The strange teardrop shapes were discovered below Dotson Ice Shelf in West Antarctica in 2022, when a remotely operated vehicle (ROV) dove 10 miles (17 kilometers) underneath the glacier and Traveled more than 600 miles (1,000 km) along the underside of the ice.

The researchers published the findings of the first-of-its-kind survey Wednesday (July 31) in the journal Science Advances.

"In order to understand the ice cycle in Antarctica and how ice gets from the continent into the ocean we need to understand how it melts from beneath, a process that is equally important as calving for moving land ice to the ocean," study lead author Anna Wåhlin, a professor of oceanography at the University of Gothenburg, told Live Science.

Dotson Ice Shelf is a 30-mile-wide (50 km) chunk of floating ice seven times the size of New York City, located on the coast of Marie Byrd Land in West Antarctica.

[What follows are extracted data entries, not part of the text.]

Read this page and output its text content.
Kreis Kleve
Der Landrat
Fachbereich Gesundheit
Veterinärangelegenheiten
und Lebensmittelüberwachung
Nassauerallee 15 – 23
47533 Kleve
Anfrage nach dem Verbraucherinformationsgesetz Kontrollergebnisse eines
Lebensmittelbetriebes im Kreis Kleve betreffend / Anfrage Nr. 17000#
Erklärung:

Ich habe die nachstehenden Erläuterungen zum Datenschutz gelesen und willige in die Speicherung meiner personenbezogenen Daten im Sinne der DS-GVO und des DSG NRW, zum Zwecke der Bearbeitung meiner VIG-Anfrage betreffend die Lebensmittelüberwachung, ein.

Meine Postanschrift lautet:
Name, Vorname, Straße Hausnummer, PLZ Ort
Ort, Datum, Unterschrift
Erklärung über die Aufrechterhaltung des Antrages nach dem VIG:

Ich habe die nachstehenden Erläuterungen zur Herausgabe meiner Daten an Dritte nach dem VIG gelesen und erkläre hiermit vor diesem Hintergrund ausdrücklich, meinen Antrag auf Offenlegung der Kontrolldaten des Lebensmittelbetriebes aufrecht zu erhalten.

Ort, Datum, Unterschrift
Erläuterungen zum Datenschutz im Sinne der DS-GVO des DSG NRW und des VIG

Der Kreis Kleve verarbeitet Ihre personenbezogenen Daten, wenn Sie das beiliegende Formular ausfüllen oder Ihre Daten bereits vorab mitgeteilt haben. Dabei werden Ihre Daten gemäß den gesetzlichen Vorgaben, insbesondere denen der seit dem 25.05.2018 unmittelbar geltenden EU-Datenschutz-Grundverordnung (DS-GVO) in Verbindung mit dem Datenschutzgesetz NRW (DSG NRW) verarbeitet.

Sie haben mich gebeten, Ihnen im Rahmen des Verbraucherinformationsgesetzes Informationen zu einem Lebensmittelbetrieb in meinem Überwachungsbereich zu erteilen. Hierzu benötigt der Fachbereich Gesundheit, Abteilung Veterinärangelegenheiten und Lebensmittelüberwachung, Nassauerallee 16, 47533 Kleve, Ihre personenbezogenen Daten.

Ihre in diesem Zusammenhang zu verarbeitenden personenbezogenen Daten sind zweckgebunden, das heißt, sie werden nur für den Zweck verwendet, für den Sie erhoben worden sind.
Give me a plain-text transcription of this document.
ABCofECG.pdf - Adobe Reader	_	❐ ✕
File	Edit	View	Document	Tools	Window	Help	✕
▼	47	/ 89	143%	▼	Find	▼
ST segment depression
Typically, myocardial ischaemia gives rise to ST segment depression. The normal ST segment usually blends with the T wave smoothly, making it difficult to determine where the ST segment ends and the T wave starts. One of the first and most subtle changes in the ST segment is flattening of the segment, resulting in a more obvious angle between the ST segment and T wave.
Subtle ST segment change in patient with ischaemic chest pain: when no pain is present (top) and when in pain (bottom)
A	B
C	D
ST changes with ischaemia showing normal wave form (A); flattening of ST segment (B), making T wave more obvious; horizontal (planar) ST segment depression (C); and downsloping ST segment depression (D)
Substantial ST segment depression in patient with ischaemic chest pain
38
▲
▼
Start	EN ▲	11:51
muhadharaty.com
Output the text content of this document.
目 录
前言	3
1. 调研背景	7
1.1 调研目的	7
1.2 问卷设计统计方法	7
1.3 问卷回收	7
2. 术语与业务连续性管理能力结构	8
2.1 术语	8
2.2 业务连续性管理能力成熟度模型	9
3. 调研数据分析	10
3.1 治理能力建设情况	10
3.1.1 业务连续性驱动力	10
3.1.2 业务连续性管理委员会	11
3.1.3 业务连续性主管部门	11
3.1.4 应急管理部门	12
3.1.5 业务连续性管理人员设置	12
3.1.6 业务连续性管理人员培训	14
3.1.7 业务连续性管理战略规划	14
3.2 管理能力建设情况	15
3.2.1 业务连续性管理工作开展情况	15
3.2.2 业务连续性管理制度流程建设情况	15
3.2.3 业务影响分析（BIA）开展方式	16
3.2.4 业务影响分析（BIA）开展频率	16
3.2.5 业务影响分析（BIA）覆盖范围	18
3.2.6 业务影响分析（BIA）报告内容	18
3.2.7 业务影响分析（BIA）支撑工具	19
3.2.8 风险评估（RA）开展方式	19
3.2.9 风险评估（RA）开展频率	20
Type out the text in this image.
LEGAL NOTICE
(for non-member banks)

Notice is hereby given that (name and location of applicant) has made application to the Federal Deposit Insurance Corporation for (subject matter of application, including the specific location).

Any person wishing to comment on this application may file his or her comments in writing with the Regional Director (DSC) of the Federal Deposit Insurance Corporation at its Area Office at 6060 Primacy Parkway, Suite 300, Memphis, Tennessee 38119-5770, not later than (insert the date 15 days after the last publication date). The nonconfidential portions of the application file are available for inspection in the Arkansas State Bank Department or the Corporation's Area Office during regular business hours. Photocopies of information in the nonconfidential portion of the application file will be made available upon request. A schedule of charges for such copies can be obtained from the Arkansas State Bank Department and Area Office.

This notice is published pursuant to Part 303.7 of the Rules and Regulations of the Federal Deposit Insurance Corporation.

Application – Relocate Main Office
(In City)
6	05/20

It is part of the West Antarctic ice sheet, which has dramatically calving glaciers that could cause sea levels to rise by approximately 11 feet (3.4 m) if they eventually drive the entire sheet to collapse.

Related: 'We were in disbelief': Antarctica is behaving in a way we've never seen before. Can it recover?

Steady erosion is nibbling away at the fringes of the ice shelf, with warm ocean water infiltrating its undersides and unpinning it from the land, making its eventual collapse inevitable, previous studies showed.